De zon straalde uitbundig. Mijn vriend en ik tuften na een heerlijk weekend met vrienden in Hoei, vrolijk over de landweggetjes. Koolzaad, vingerhoedskruid en velden met klaprozen flitsten voorbij. Als Monet nog leefde, had hij ongetwijfeld zijn kwasten gepakt. Kortom, het was zo’n dag waarop je bijna barst van geluk, alsof het leven mooier is dan op andere dagen.
Aan het einde van de binnendoorweg lieten we het idyllische Ardense landschap achter ons en stoven richting Luik.
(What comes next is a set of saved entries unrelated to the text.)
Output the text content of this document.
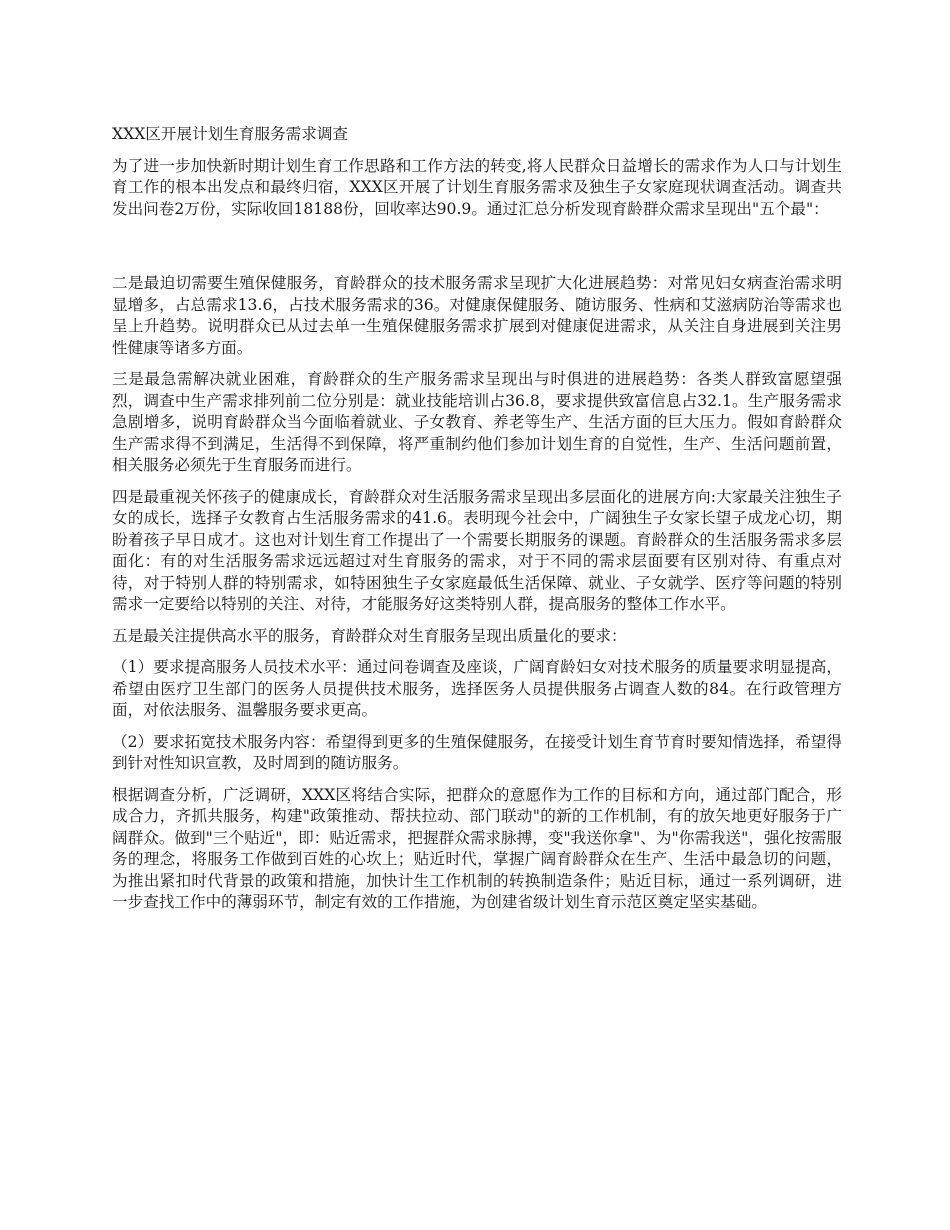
XXX区开展计划生育服务需求调查

为了进一步加快新时期计划生育工作思路和工作方法的转变,将人民群众日益增长的需求作为人口与计划生育工作的根本出发点和最终归宿，XXX区开展了计划生育服务需求及独生子女家庭现状调查活动。调查共发出问卷2万份，实际收回18188份，回收率达90.9。通过汇总分析发现育龄群众需求呈现出"五个最"：

二是最迫切需要生殖保健服务，育龄群众的技术服务需求呈现扩大化进展趋势：对常见妇女病查治需求明显增多，占总需求13.6，占技术服务需求的36。对健康保健服务、随访服务、性病和艾滋病防治等需求也呈上升趋势。说明群众已从过去单一生殖保健服务需求扩展到对健康促进需求，从关注自身进展到关注男性健康等诸多方面。

三是最急需解决就业困难，育龄群众的生产服务需求呈现出与时俱进的进展趋势：各类人群致富愿望强烈，调查中生产需求排列前二位分别是：就业技能培训占36.8，要求提供致富信息占32.1。生产服务需求急剧增多，说明育龄群众当今面临着就业、子女教育、养老等生产、生活方面的巨大压力。假如育龄群众生产需求得不到满足，生活得不到保障，将严重制约他们参加计划生育的自觉性，生产、生活问题前置，相关服务必须先于生育服务而进行。

四是最重视关怀孩子的健康成长，育龄群众对生活服务需求呈现出多层面化的进展方向:大家最关注独生子女的成长，选择子女教育占生活服务需求的41.6。表明现今社会中，广阔独生子女家长望子成龙心切，期盼着孩子早日成才。这也对计划生育工作提出了一个需要长期服务的课题。育龄群众的生活服务需求多层面化：有的对生活服务需求远远超过对生育服务的需求，对于不同的需求层面要有区别对待、有重点对待，对于特别人群的特别需求，如特困独生子女家庭最低生活保障、就业、子女就学、医疗等问题的特别需求一定要给以特别的关注、对待，才能服务好这类特别人群，提高服务的整体工作水平。

五是最关注提供高水平的服务，育龄群众对生育服务呈现出质量化的要求：

（1）要求提高服务人员技术水平：通过问卷调查及座谈，广阔育龄妇女对技术服务的质量要求明显提高，希望由医疗卫生部门的医务人员提供技术服务，选择医务人员提供服务占调查人数的84。在行政管理方面，对依法服务、温馨服务要求更高。

（2）要求拓宽技术服务内容：希望得到更多的生殖保健服务，在接受计划生育节育时要知情选择，希望得到针对性知识宣教，及时周到的随访服务。

根据调查分析，广泛调研，XXX区将结合实际，把群众的意愿作为工作的目标和方向，通过部门配合，形成合力，齐抓共服务，构建"政策推动、帮扶拉动、部门联动"的新的工作机制，有的放矢地更好服务于广阔群众。做到"三个贴近"，即：贴近需求，把握群众需求脉搏，变"我送你拿"、为"你需我送"，强化按需服务的理念，将服务工作做到百姓的心坎上；贴近时代，掌握广阔育龄群众在生产、生活中最急切的问题，为推出紧扣时代背景的政策和措施，加快计生工作机制的转换制造条件；贴近目标，通过一系列调研，进一步查找工作中的薄弱环节，制定有效的工作措施，为创建省级计划生育示范区奠定坚实基础。
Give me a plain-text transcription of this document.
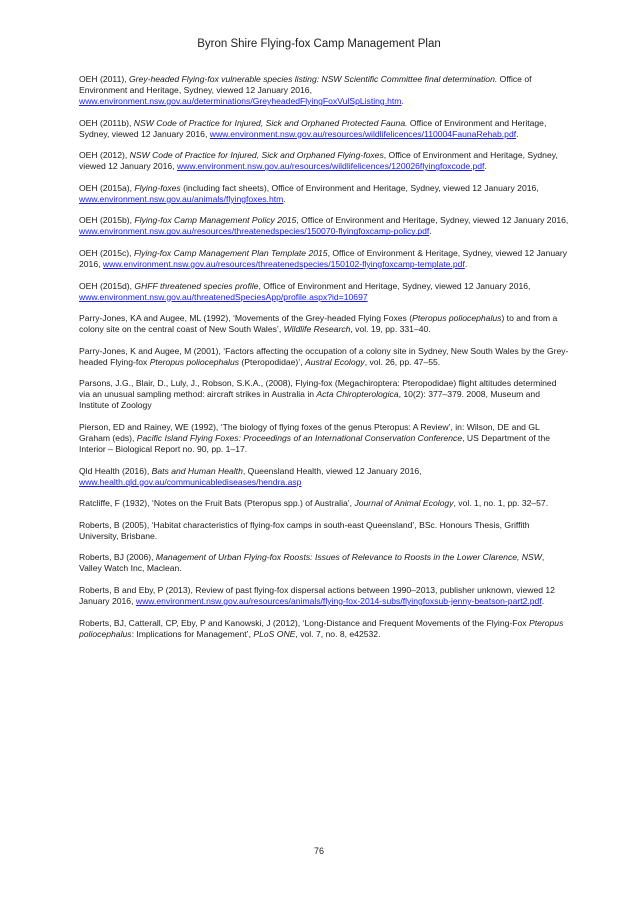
Byron Shire Flying-fox Camp Management Plan

OEH (2011), Grey-headed Flying-fox vulnerable species listing: NSW Scientific Committee final determination. Office of Environment and Heritage, Sydney, viewed 12 January 2016, www.environment.nsw.gov.au/determinations/GreyheadedFlyingFoxVulSpListing.htm.

OEH (2011b), NSW Code of Practice for Injured, Sick and Orphaned Protected Fauna. Office of Environment and Heritage, Sydney, viewed 12 January 2016, www.environment.nsw.gov.au/resources/wildlifelicences/110004FaunaRehab.pdf.

OEH (2012), NSW Code of Practice for Injured, Sick and Orphaned Flying-foxes, Office of Environment and Heritage, Sydney, viewed 12 January 2016, www.environment.nsw.gov.au/resources/wildlifelicences/120026flyingfoxcode.pdf.

OEH (2015a), Flying-foxes (including fact sheets), Office of Environment and Heritage, Sydney, viewed 12 January 2016, www.environment.nsw.gov.au/animals/flyingfoxes.htm.

OEH (2015b), Flying-fox Camp Management Policy 2015, Office of Environment and Heritage, Sydney, viewed 12 January 2016, www.environment.nsw.gov.au/resources/threatenedspecies/150070-flyingfoxcamp-policy.pdf.

OEH (2015c), Flying-fox Camp Management Plan Template 2015, Office of Environment & Heritage, Sydney, viewed 12 January 2016, www.environment.nsw.gov.au/resources/threatenedspecies/150102-flyingfoxcamp-template.pdf.

OEH (2015d), GHFF threatened species profile, Office of Environment and Heritage, Sydney, viewed 12 January 2016, www.environment.nsw.gov.au/threatenedSpeciesApp/profile.aspx?id=10697

Parry-Jones, KA and Augee, ML (1992), ‘Movements of the Grey-headed Flying Foxes (Pteropus poliocephalus) to and from a colony site on the central coast of New South Wales’, Wildlife Research, vol. 19, pp. 331–40.

Parry-Jones, K and Augee, M (2001), ‘Factors affecting the occupation of a colony site in Sydney, New South Wales by the Grey-headed Flying-fox Pteropus poliocephalus (Pteropodidae)’, Austral Ecology, vol. 26, pp. 47–55.

Parsons, J.G., Blair, D., Luly, J., Robson, S.K.A., (2008), Flying-fox (Megachiroptera: Pteropodidae) flight altitudes determined via an unusual sampling method: aircraft strikes in Australia in Acta Chiropterologica, 10(2): 377–379. 2008, Museum and Institute of Zoology

Pierson, ED and Rainey, WE (1992), ‘The biology of flying foxes of the genus Pteropus: A Review’, in: Wilson, DE and GL Graham (eds), Pacific Island Flying Foxes: Proceedings of an International Conservation Conference, US Department of the Interior – Biological Report no. 90, pp. 1–17.

Qld Health (2016), Bats and Human Health, Queensland Health, viewed 12 January 2016, www.health.qld.gov.au/communicablediseases/hendra.asp

Ratcliffe, F (1932), ‘Notes on the Fruit Bats (Pteropus spp.) of Australia’, Journal of Animal Ecology, vol. 1, no. 1, pp. 32–57.

Roberts, B (2005), ‘Habitat characteristics of flying-fox camps in south-east Queensland’, BSc. Honours Thesis, Griffith University, Brisbane.

Roberts, BJ (2006), Management of Urban Flying-fox Roosts: Issues of Relevance to Roosts in the Lower Clarence, NSW, Valley Watch Inc, Maclean.

Roberts, B and Eby, P (2013), Review of past flying-fox dispersal actions between 1990–2013, publisher unknown, viewed 12 January 2016, www.environment.nsw.gov.au/resources/animals/flying-fox-2014-subs/flyingfoxsub-jenny-beatson-part2.pdf.

Roberts, BJ, Catterall, CP, Eby, P and Kanowski, J (2012), ‘Long-Distance and Frequent Movements of the Flying-Fox Pteropus poliocephalus: Implications for Management’, PLoS ONE, vol. 7, no. 8, e42532.

76
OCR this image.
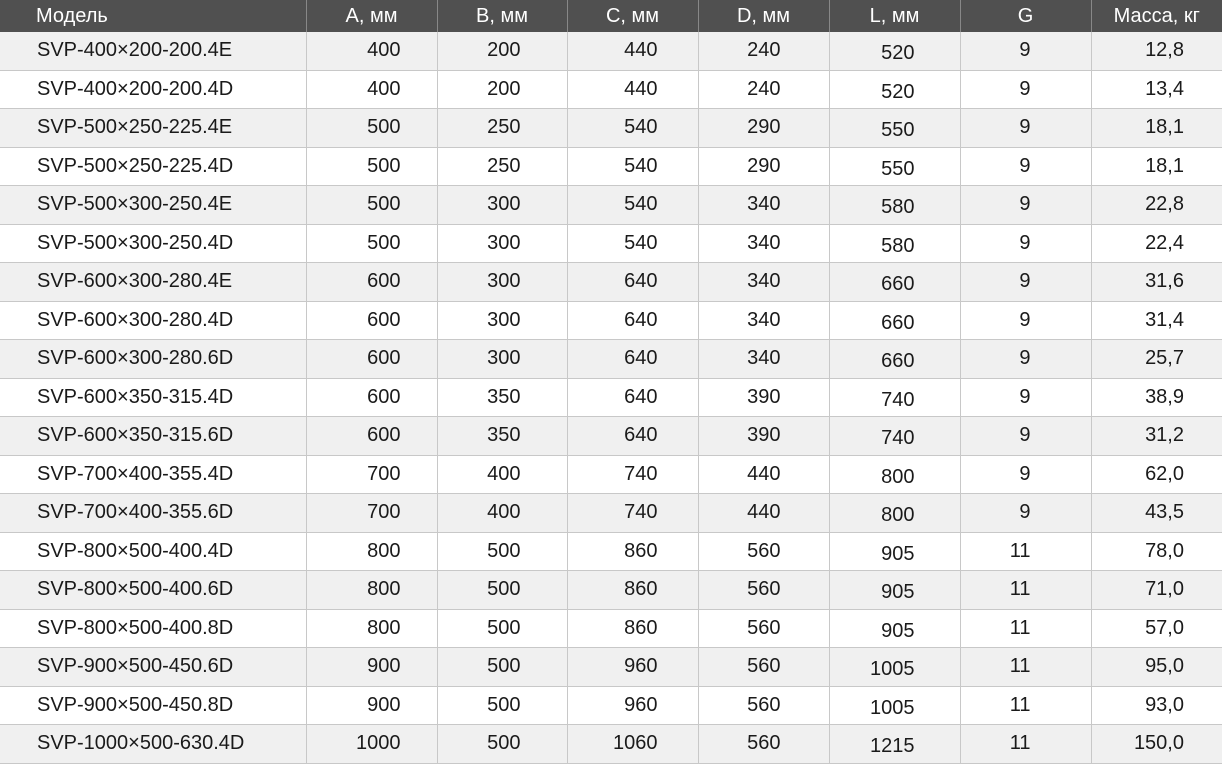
Модель	A, мм	B, мм	C, мм	D, мм	L, мм	G	Масса, кг
SVP-400×200-200.4E	400	200	440	240	520	9	12,8
SVP-400×200-200.4D	400	200	440	240	520	9	13,4
SVP-500×250-225.4E	500	250	540	290	550	9	18,1
SVP-500×250-225.4D	500	250	540	290	550	9	18,1
SVP-500×300-250.4E	500	300	540	340	580	9	22,8
SVP-500×300-250.4D	500	300	540	340	580	9	22,4
SVP-600×300-280.4E	600	300	640	340	660	9	31,6
SVP-600×300-280.4D	600	300	640	340	660	9	31,4
SVP-600×300-280.6D	600	300	640	340	660	9	25,7
SVP-600×350-315.4D	600	350	640	390	740	9	38,9
SVP-600×350-315.6D	600	350	640	390	740	9	31,2
SVP-700×400-355.4D	700	400	740	440	800	9	62,0
SVP-700×400-355.6D	700	400	740	440	800	9	43,5
SVP-800×500-400.4D	800	500	860	560	905	11	78,0
SVP-800×500-400.6D	800	500	860	560	905	11	71,0
SVP-800×500-400.8D	800	500	860	560	905	11	57,0
SVP-900×500-450.6D	900	500	960	560	1005	11	95,0
SVP-900×500-450.8D	900	500	960	560	1005	11	93,0
SVP-1000×500-630.4D	1000	500	1060	560	1215	11	150,0
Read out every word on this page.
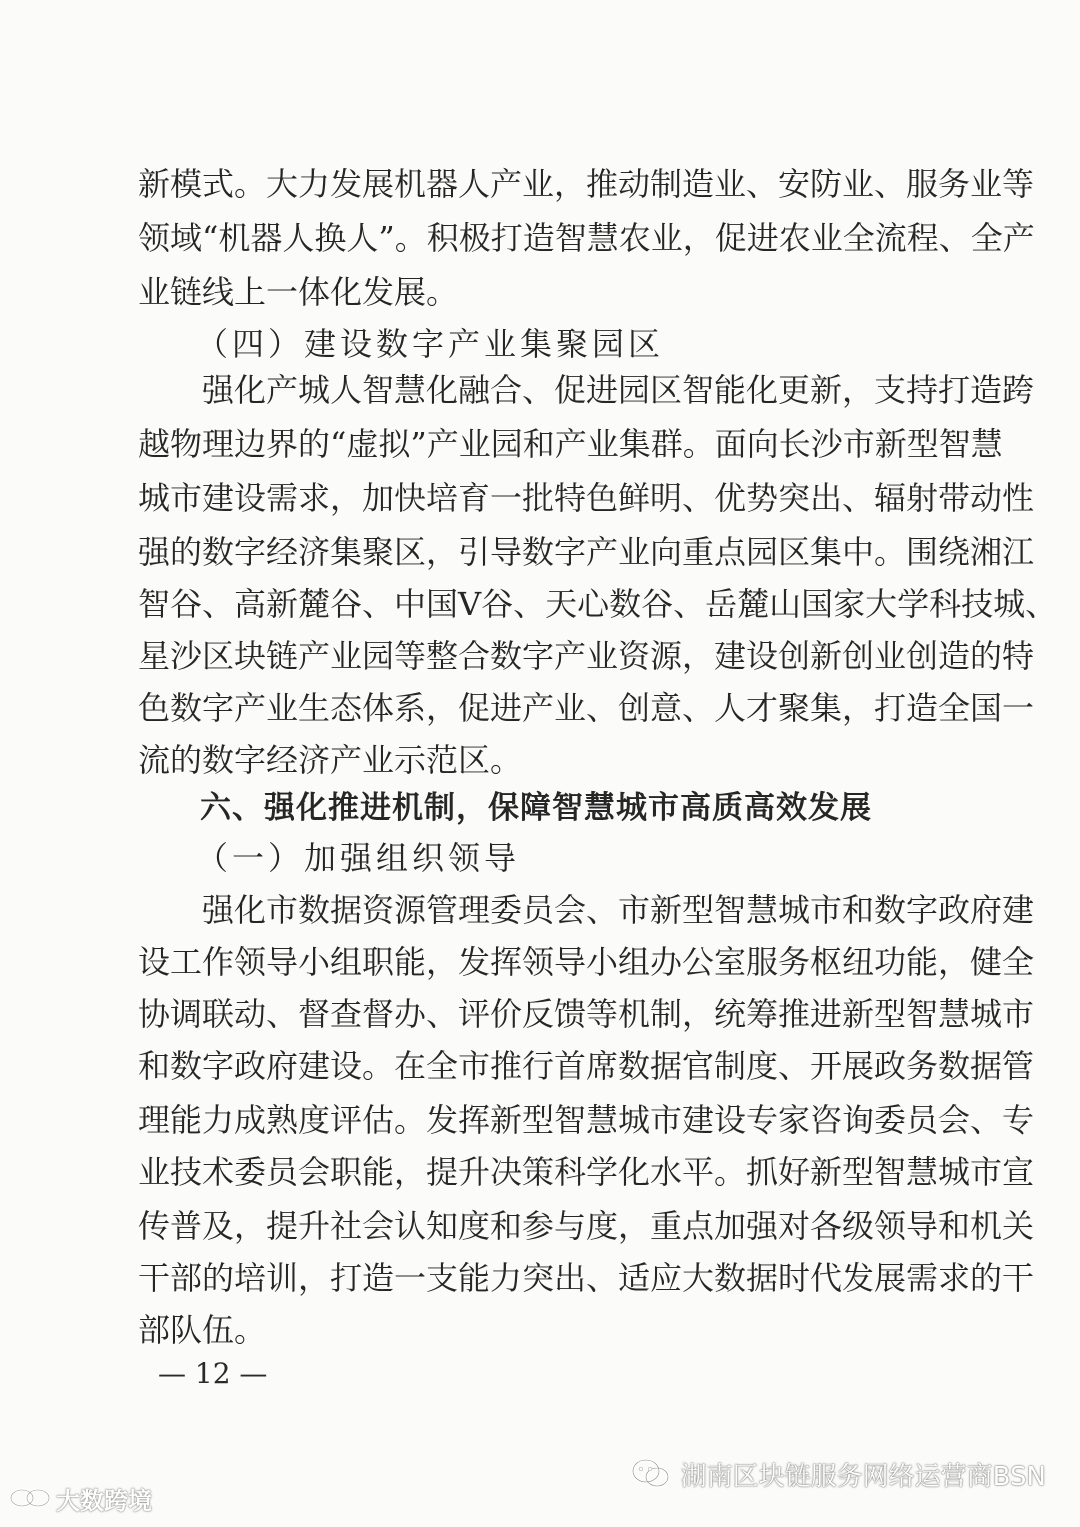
新模式。大力发展机器人产业，推动制造业、安防业、服务业等
领域“机器人换人”。积极打造智慧农业，促进农业全流程、全产
业链线上一体化发展。
（四）建设数字产业集聚园区
强化产城人智慧化融合、促进园区智能化更新，支持打造跨
越物理边界的“虚拟”产业园和产业集群。面向长沙市新型智慧
城市建设需求，加快培育一批特色鲜明、优势突出、辐射带动性
强的数字经济集聚区，引导数字产业向重点园区集中。围绕湘江
智谷、高新麓谷、中国V谷、天心数谷、岳麓山国家大学科技城、
星沙区块链产业园等整合数字产业资源，建设创新创业创造的特
色数字产业生态体系，促进产业、创意、人才聚集，打造全国一
流的数字经济产业示范区。
六、强化推进机制，保障智慧城市高质高效发展
（一）加强组织领导
强化市数据资源管理委员会、市新型智慧城市和数字政府建
设工作领导小组职能，发挥领导小组办公室服务枢纽功能，健全
协调联动、督查督办、评价反馈等机制，统筹推进新型智慧城市
和数字政府建设。在全市推行首席数据官制度、开展政务数据管
理能力成熟度评估。发挥新型智慧城市建设专家咨询委员会、专
业技术委员会职能，提升决策科学化水平。抓好新型智慧城市宣
传普及，提升社会认知度和参与度，重点加强对各级领导和机关
干部的培训，打造一支能力突出、适应大数据时代发展需求的干
部队伍。
— 12 —
大数跨境
湖南区块链服务网络运营商BSN
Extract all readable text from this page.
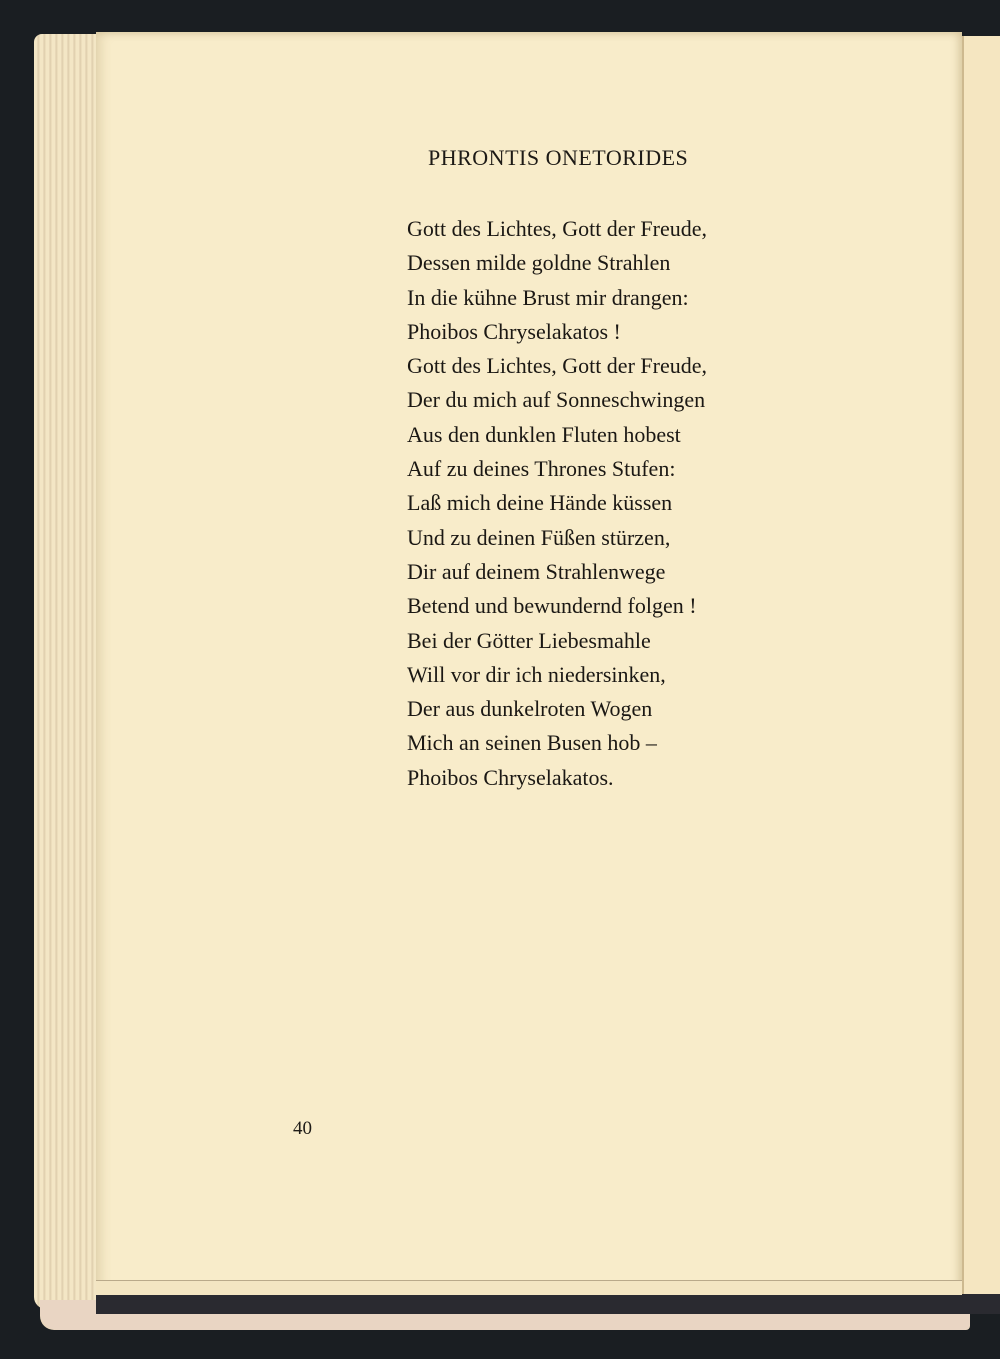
PHRONTIS ONETORIDES
Gott des Lichtes, Gott der Freude,
Dessen milde goldne Strahlen
In die kühne Brust mir drangen:
Phoibos Chryselakatos !
Gott des Lichtes, Gott der Freude,
Der du mich auf Sonneschwingen
Aus den dunklen Fluten hobest
Auf zu deines Thrones Stufen:
Laß mich deine Hände küssen
Und zu deinen Füßen stürzen,
Dir auf deinem Strahlenwege
Betend und bewundernd folgen !
Bei der Götter Liebesmahle
Will vor dir ich niedersinken,
Der aus dunkelroten Wogen
Mich an seinen Busen hob –
Phoibos Chryselakatos.
40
Bij het naderen van de stad kreeg ik plotseling een onstuitbare trek in een biertje. Niet zomaar een biertje, nee, mijn favoriet: een Jupiler uit het vat met zo’n mooie laag schuim.
Ik deelde mijn dringende behoefte aan gerstenat met mijn chauffeur. Hij had ook wel zin in een pilsje, al was het in zijn geval een 0.0. We namen de afslag Jupille-sur-Meuse, vlak bij Luik. Hier moeten we wel een Juup kunnen scoren, dachten we optimistisch. Piedbœuf, de brouwerij van het vloeibare goud, staat in deze plaats. We reden richting het centrum op zoek naar een café.
“Vreemd,” mompelde ik, “je zou verwachten dat het hier stikt van de kroegen.” Na kriskrassend door de straten te zijn gedwaald viel mijn blik op een kleine kroeg, knus ingeklemd tussen grote gebouwen.
“Hier moet het gebeuren”, zei ik met een kurkdroge mond.
Nog voor de beste stuurman ter wereld de sleutel uit het contact had getrokken, liep ik met de vastberadenheid van een speurhond die een spoor had opgepikt, het bierwalhalla binnen. Tussen reclameposters voor Kriek Lambic, La Chouffe, Westmalle en Leffe hing een zwartwit afbeelding van een vers getapte Jupiler. Opgetogen nam ik plaats aan een tafeltje. Mijn vriend kwam enkele meters na mij binnengeslenterd en plofte naast me neer.
“Ik zie nergens een tap”, merkte ik op, mijn ogen speurend naar de bron van vloeibare perfectie. “Ze hebben toch wel een tap?”
“Tuurlijk wel, dit is hét bierland van Europa”, antwoordde mijn vriend geruststellend.
Tuurlijk niet! Nadat ik aan de cafébaas vroeg om de godendrank antwoordde hij:”En fût? Nous n’avons pas cela.” Oftewel, als ik per se een Juup wilde hebben, moest ik genoegen nemen met een flesje.
Even later zaten we teleurgesteld, in het hart van Jupiler-land, met een flesje in onze hand. Het voelde als een bezoek aan Rome zonder het Vaticaan te zien, of als een dagje strand zonder zon. Mijn vriend tikte met zijn flesje tegen het mijne: "Op het leven en op onverwachte wendingen! Trouwens ik had Bart net aan de telefoon. Hij zit nog in Hoei. In de kroeg daar hebben ze wél Juup van het vat.”
Daar wel!
"You can’t always get what you want”, neuriede ik zachtjes.